A jury has to decide if graffiti should be protected by US federal law
SHOULD GRAFFITI be protected by federal law? That is the question a New York jury is deciding after an extraordinary three-week trial. And if so, should a property owner pay damages?
The case pits 21 artists against a wealthy developer. Its focus is 5Pointz, once one of the city’s most arresting sights – a huge building plastered in brilliantly coloured, skilfully executed graffiti that has won international acclaim.
For 20 years developer Jerry Wolkoff invited taggers to showcase their art on the industrial complex he owned, turning it – in the words of the artists’ lawyer into the “world’s largest outdoor open aerosol museum.”
But in 2014 Wolkoff demolished the site, after whitewashing the art, making way for a multi-million-dollar luxury residential towers.
The artists are now suing him for damages, arguing that they should have been given more opportunity to salvage their work before the wrecking ball came in.
They are asking jurors to consider a little known federal law, the Visual Artists Rights Act of 1990 that says any artwork should be protected, provided it is of recognised stature.
A picture shows the historic graffiti mecca 5 Pointz after being painted over by developers in the Long Island City neighbourhood of the Queens borough of New York City. / AFP
“It’s not an easy task, but I’m counting on you,” Judge Frederic Block told jurors on Monday before dismissing them to begin their deliberations.
They must reach a unanimous decision on whether 49 works of graffiti were each of recognised stature, whether the whitewashing constitutes mutilation and if so, whether that prejudiced the artist’s reputation and honour.
If they determine that, then jurors can subscribe damages that can run from hundreds to tens of thousands of dollars, although the judge will have the final word on any amount awarded to the plaintiffs.
It’s far cry from the 1970s, when taggers would spray subway cars or warehouse walls in the dead of night, dodging police then slipping into the shadows to avoid arrest.

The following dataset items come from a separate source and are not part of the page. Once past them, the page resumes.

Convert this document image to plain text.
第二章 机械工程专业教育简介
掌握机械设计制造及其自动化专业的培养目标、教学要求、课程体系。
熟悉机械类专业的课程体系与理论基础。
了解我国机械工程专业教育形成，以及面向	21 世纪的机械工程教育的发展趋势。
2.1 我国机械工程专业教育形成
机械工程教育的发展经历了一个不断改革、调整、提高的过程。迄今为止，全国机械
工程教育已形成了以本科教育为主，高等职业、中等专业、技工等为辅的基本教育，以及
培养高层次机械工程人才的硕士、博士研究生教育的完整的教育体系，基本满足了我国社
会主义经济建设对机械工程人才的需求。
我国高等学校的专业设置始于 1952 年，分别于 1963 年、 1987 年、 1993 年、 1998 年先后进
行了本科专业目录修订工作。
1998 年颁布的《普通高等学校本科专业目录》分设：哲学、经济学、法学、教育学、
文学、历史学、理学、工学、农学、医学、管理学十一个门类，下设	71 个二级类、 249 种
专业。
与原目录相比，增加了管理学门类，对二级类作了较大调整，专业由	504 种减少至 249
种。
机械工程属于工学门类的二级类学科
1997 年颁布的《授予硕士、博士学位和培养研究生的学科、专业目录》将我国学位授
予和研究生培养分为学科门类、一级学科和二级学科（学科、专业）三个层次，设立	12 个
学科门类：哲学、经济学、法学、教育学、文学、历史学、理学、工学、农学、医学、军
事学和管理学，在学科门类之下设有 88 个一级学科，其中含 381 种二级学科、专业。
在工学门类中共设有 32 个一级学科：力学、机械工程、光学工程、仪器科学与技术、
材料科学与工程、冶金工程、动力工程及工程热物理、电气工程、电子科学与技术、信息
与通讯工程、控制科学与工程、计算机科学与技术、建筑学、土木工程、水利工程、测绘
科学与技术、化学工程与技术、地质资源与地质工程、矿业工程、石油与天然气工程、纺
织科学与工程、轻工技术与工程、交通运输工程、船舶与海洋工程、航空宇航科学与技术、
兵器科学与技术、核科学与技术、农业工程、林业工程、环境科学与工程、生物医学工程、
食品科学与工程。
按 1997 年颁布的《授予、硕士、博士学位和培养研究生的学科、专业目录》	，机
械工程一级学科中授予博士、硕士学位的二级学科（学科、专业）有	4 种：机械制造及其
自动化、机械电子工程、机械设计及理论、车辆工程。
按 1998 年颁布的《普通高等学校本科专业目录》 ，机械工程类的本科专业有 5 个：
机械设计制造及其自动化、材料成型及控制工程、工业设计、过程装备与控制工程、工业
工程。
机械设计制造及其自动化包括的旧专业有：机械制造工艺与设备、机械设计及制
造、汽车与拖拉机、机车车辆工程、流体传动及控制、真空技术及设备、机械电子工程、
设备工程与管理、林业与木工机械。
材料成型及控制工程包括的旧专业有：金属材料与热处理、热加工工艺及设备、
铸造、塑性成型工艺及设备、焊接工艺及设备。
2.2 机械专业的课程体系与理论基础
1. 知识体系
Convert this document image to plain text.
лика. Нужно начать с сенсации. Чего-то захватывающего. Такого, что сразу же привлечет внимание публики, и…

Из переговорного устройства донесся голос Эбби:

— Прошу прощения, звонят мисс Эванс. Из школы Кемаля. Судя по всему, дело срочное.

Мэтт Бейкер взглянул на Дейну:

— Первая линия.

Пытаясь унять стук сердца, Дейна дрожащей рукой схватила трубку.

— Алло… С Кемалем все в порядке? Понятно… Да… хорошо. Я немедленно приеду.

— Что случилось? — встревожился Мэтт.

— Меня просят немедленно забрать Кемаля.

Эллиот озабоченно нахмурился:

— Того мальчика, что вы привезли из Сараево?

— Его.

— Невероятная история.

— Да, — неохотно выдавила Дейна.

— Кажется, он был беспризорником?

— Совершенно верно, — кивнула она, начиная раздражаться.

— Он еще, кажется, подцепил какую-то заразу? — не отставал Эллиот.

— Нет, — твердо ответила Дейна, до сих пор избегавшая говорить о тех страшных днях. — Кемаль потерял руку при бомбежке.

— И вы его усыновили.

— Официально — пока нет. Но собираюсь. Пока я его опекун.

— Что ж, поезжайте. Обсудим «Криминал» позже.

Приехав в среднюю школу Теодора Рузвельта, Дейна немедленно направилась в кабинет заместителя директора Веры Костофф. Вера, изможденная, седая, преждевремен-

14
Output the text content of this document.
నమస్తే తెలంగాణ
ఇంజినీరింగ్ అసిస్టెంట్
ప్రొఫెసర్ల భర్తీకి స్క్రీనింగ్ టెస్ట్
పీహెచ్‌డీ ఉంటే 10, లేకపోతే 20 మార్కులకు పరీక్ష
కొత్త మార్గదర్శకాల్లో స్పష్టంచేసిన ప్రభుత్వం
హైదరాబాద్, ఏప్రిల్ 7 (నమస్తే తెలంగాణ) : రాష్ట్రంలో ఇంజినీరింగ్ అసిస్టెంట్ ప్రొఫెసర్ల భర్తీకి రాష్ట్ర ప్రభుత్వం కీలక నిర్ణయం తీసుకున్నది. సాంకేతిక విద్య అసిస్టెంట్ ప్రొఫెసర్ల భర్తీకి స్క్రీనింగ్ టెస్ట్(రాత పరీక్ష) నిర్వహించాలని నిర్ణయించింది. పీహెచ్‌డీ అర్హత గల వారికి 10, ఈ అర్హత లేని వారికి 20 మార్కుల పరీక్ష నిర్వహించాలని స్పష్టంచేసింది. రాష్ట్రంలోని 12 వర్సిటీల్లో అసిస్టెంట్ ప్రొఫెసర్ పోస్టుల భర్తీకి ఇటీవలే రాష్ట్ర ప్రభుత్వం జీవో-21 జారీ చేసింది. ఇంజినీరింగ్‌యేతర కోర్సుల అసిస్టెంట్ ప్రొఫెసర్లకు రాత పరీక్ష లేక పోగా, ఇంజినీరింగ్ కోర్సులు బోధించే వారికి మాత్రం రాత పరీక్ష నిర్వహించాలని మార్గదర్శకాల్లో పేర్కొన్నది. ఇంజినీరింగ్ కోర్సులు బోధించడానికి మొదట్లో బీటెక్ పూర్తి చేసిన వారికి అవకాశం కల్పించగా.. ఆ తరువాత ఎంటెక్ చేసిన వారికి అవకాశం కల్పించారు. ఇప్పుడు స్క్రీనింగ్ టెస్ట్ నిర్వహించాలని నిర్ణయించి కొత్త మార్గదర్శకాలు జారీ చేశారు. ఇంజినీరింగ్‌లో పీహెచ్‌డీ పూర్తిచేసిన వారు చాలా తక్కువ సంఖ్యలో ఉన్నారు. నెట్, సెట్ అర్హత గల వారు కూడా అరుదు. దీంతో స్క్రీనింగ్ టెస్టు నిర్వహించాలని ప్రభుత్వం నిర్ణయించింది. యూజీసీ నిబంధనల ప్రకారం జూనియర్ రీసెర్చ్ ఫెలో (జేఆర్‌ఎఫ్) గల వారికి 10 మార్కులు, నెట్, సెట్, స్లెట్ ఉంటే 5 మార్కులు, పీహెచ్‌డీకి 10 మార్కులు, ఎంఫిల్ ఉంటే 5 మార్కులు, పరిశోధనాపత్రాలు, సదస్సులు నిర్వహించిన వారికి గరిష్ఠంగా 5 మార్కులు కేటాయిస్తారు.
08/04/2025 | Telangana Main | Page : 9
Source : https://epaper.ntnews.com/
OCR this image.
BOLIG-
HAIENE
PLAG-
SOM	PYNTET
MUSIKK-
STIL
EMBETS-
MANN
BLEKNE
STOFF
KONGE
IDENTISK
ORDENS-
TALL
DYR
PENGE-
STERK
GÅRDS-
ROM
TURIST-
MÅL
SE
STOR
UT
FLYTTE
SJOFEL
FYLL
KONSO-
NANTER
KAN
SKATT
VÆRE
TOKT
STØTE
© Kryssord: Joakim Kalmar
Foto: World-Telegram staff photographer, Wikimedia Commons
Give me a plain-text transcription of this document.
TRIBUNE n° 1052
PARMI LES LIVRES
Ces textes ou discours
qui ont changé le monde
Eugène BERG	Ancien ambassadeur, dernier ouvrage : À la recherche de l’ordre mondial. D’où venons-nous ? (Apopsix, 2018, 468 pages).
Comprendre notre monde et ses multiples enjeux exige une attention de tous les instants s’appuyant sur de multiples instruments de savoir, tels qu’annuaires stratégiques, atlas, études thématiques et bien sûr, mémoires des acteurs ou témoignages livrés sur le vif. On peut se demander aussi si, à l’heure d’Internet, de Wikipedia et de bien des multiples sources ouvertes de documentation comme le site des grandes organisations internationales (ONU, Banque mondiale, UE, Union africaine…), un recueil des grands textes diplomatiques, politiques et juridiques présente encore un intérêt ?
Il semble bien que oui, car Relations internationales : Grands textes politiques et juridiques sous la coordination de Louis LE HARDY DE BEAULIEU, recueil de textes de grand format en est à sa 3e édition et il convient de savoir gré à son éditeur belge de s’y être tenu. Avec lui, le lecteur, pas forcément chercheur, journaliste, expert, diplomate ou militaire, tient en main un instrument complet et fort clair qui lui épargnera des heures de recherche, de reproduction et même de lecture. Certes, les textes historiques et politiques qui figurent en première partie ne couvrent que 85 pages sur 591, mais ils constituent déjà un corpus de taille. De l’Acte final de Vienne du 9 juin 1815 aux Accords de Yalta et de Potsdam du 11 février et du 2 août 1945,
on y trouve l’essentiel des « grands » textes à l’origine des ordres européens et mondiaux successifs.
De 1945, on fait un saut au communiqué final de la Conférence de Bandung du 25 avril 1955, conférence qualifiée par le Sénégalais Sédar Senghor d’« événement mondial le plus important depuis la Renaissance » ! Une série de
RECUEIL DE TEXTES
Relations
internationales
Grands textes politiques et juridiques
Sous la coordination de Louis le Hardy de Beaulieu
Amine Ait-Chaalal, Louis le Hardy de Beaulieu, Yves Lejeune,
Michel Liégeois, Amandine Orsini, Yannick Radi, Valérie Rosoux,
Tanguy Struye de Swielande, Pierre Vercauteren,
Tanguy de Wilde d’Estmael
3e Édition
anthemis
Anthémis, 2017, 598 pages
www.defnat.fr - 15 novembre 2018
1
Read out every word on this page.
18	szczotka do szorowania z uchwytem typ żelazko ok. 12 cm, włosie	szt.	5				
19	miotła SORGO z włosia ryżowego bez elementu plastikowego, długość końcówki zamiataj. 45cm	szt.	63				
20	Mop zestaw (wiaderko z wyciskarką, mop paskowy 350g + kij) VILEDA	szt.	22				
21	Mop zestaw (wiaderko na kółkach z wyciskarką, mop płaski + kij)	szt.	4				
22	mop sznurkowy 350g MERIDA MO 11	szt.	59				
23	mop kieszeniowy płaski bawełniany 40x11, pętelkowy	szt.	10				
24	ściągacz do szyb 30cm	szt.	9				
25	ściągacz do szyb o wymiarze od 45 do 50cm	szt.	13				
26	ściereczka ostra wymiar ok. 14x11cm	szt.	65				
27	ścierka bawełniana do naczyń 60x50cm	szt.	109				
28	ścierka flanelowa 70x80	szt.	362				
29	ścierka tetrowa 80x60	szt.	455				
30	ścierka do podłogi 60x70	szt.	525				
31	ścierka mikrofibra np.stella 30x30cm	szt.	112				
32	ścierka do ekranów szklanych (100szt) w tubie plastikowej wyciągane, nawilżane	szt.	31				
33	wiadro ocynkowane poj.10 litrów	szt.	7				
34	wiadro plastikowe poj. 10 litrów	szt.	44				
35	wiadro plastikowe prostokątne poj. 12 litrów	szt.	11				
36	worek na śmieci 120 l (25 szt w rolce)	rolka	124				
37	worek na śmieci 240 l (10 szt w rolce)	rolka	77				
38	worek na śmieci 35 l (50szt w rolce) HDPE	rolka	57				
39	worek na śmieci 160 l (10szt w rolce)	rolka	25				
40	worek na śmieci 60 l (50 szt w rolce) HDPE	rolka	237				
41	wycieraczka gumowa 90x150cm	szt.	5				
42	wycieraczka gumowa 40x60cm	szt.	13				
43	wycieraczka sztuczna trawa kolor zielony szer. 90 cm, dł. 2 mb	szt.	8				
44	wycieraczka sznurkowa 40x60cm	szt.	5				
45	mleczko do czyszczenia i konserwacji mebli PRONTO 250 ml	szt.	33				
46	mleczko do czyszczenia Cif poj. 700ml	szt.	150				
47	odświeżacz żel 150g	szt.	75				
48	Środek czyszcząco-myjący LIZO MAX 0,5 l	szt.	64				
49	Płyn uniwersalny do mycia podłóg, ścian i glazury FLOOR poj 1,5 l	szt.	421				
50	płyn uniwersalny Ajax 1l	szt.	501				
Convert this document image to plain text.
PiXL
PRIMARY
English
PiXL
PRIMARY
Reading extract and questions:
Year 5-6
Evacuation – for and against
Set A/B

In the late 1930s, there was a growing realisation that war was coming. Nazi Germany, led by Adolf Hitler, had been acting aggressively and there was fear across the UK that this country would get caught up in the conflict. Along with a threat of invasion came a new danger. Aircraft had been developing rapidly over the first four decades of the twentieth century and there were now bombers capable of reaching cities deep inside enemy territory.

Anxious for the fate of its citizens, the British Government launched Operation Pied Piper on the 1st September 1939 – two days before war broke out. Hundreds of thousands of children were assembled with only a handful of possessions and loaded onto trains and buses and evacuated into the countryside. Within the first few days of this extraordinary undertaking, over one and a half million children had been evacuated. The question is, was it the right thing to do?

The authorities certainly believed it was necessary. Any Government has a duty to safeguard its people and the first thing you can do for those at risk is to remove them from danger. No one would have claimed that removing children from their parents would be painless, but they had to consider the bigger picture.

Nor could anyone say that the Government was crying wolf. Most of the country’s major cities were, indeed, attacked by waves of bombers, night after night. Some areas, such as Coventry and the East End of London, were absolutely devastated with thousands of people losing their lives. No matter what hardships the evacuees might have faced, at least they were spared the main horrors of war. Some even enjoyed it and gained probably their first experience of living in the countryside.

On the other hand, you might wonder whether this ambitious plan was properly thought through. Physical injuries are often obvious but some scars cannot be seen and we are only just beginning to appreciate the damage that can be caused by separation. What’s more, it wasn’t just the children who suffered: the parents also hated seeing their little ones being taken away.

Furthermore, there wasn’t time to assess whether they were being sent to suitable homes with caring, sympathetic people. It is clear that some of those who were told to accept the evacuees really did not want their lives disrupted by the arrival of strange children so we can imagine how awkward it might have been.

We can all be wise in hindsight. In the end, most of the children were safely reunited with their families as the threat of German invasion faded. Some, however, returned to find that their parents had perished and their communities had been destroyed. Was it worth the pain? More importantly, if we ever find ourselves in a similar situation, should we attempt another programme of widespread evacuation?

Until its demolition, 5Pointz attracted families, teachers, tourists and artists, and brought down crime in the area, argued Eric Baum, lawyer for the artists.
“Art should be protected, it should be cherished, not destroyed,” said Baum, calling 5Pointz a “cultural institution.”
“You are the first jury to determine a case of this kind.” The artists say that Wolkoff was obligated to give them 90 days written notice of his intention to remove and destroy the art, and that because he did not he damaged their honour and reputations.
The plaintiffs have sought to present street artists as the heirs and descendants of Europe’s Old Masters.
New York University lecturer and contemporary art expert Renee Vara called 5Pointz “not much different to the Metropolitan or to MoMA” in reference to New York’s two most fabled art museums.
“It’s not different to Michaelangelo’s Sistine Chapel, it’s just a different medium,” she testified of one of the murals.
But David Ebert, the lawyer for Wolkoff, says the artists always knew the building was going to come down and that there is no evidence their reputation was harmed.
“The white washing, of course it was devastating,” Ebert said. “We’re not fighting that, but that doesn’t translate to you have to give me money.”
He said there was no evidence that the artists lost jobs, money or opportunities, on the contrary that 5Pointz boosted their careers.
“How did Jerry become the bad guy and the artists became angels?” he asked.